C'est vers ce joli petit nid que monta mademoiselle Léontine, après qu'elle se fut séparée de madame D'Aucheron, au coin de la côte Ste Geneviève et de la rue St. Jean.

Elle trouva madame Villor et sa fille tout en pleurs. Cela la surprit beaucoup, car elle savait combien elles avaient de courage et de résignation. Elle les embrassa l'une et l'autre.

--Je regretterais d'être venue surprendre votre chagrin, commença-t-elle, si je n'espérais y apporter quelqu'adoucissement.

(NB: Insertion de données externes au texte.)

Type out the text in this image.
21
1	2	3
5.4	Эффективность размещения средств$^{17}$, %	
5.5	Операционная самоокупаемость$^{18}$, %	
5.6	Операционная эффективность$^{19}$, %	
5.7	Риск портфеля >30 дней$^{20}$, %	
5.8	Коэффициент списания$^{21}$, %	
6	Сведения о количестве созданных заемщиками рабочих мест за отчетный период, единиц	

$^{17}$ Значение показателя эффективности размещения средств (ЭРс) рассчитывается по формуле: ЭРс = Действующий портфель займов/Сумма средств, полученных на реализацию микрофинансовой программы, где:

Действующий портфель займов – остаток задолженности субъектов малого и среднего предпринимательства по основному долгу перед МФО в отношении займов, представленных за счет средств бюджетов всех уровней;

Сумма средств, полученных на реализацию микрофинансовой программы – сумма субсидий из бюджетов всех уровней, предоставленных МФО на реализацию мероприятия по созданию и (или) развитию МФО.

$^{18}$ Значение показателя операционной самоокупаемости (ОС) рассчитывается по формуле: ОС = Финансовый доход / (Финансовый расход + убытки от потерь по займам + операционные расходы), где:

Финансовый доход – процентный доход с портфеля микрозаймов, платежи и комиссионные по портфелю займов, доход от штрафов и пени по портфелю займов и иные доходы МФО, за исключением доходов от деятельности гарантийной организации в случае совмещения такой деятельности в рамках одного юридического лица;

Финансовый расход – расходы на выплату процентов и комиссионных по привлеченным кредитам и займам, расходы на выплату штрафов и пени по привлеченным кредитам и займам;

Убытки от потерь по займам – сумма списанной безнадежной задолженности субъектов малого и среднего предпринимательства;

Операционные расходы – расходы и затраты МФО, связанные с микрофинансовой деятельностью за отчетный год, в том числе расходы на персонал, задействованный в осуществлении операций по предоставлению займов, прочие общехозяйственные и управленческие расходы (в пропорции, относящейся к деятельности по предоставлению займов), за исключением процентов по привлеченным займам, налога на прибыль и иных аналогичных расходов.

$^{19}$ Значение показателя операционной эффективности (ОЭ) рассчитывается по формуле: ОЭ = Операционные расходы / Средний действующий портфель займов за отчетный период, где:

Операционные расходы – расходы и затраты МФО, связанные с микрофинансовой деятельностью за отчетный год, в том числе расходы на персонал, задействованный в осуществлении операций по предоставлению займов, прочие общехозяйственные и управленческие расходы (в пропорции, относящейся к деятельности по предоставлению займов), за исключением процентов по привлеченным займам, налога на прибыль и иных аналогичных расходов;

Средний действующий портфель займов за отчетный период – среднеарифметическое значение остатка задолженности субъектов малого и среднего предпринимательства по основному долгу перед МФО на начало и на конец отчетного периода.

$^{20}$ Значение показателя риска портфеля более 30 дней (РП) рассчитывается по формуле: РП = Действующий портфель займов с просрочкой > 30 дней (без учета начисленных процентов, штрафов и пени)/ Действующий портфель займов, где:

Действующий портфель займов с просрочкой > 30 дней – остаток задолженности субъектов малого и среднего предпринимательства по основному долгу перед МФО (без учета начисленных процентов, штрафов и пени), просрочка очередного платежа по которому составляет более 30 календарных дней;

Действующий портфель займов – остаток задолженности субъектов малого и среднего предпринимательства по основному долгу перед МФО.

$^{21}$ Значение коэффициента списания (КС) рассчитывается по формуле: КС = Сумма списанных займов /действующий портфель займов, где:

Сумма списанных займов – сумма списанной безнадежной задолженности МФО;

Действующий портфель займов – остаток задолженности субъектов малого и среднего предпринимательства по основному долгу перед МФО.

--Nous sommes bien malheureuses, ma pauvre Léontine, répondit Ida.

--Qu'y a-t-il donc? que se passe-t-il ici?

--Nous ne pouvons payer notre terme et le propriétaire menace de nous jeter sur le pavé...

--En plein coeur d'hiver! quelle cruauté! mais non, cela ne se fera pas. Vous trouverez des amis dans vos jours d'épreuve.

--Pauvre enfant, dit madame Villor, tu ne connais guère le monde, et tu juges les autres d'après tes bons sentiments.

--Et quel est ce propriétaire qui vous menace de la sorte?

--Le notaire Vilbertin.

--Vilbertin! c'est l'ami de papa. Soyez tranquilles, vous ne serez point maltraitées. Je parlerai pour vous à mon père; je parlerai au notaire. J'ai de l'influence; vous verrez. Consolez-vous; riez. Voyons, ne pleurez plus,--je vous promets que tout cela va s'arranger.

On entendit tout à coup des pas légers qui montaient dru les degrés tortueux, et une voix joyeuse qui égrenait des notes d'oiseau qui s'envole.

--C'est Rodolphe, fit madame Villor.

--Je me cache, dit Léontine. Une espièglerie.

La porte s'ouvrit.

--Bon jour, petite tante, bon jour, jolie cousine! Embrassons-nous: j'ai du bonheur plein le coeur: j'en ai jusque sur les lèvres... maintenant que je vous embrasse.

--As-tu passé tes examens? demanda la tante.

--Oui, passé, ce qui s'appelle passé!

Maintenant on va commencer à tuer légalement ses semblables, sous prétexte de leur conserver la vie.... Mais j'ai un autre sujet de bonheur encore.

--Oui? lequel, dis vite, fit Ida.

--Je vais au bal.

--Chez monsieur D'Aucheron?

--Chez monsieur D'Aucheron! Le petit ange du foyer ne m'a pas oublié. Les portes vont s'ouvrir à deux battants pour me recevoir.... Papa D'Aucheron s'améliore; c'est évident. Il faut que je me fasse spirituel et beau, pour plaire à la mère. Quand on a la mère pour soi le reste nous est donné comme par surcroît. Me faire spirituel, je suis bien amoureux, pour cela. Il paraît que l'on est bête quand l'on est amoureux. Beau! cela dépend beaucoup du caprice des gens qui vous regardent.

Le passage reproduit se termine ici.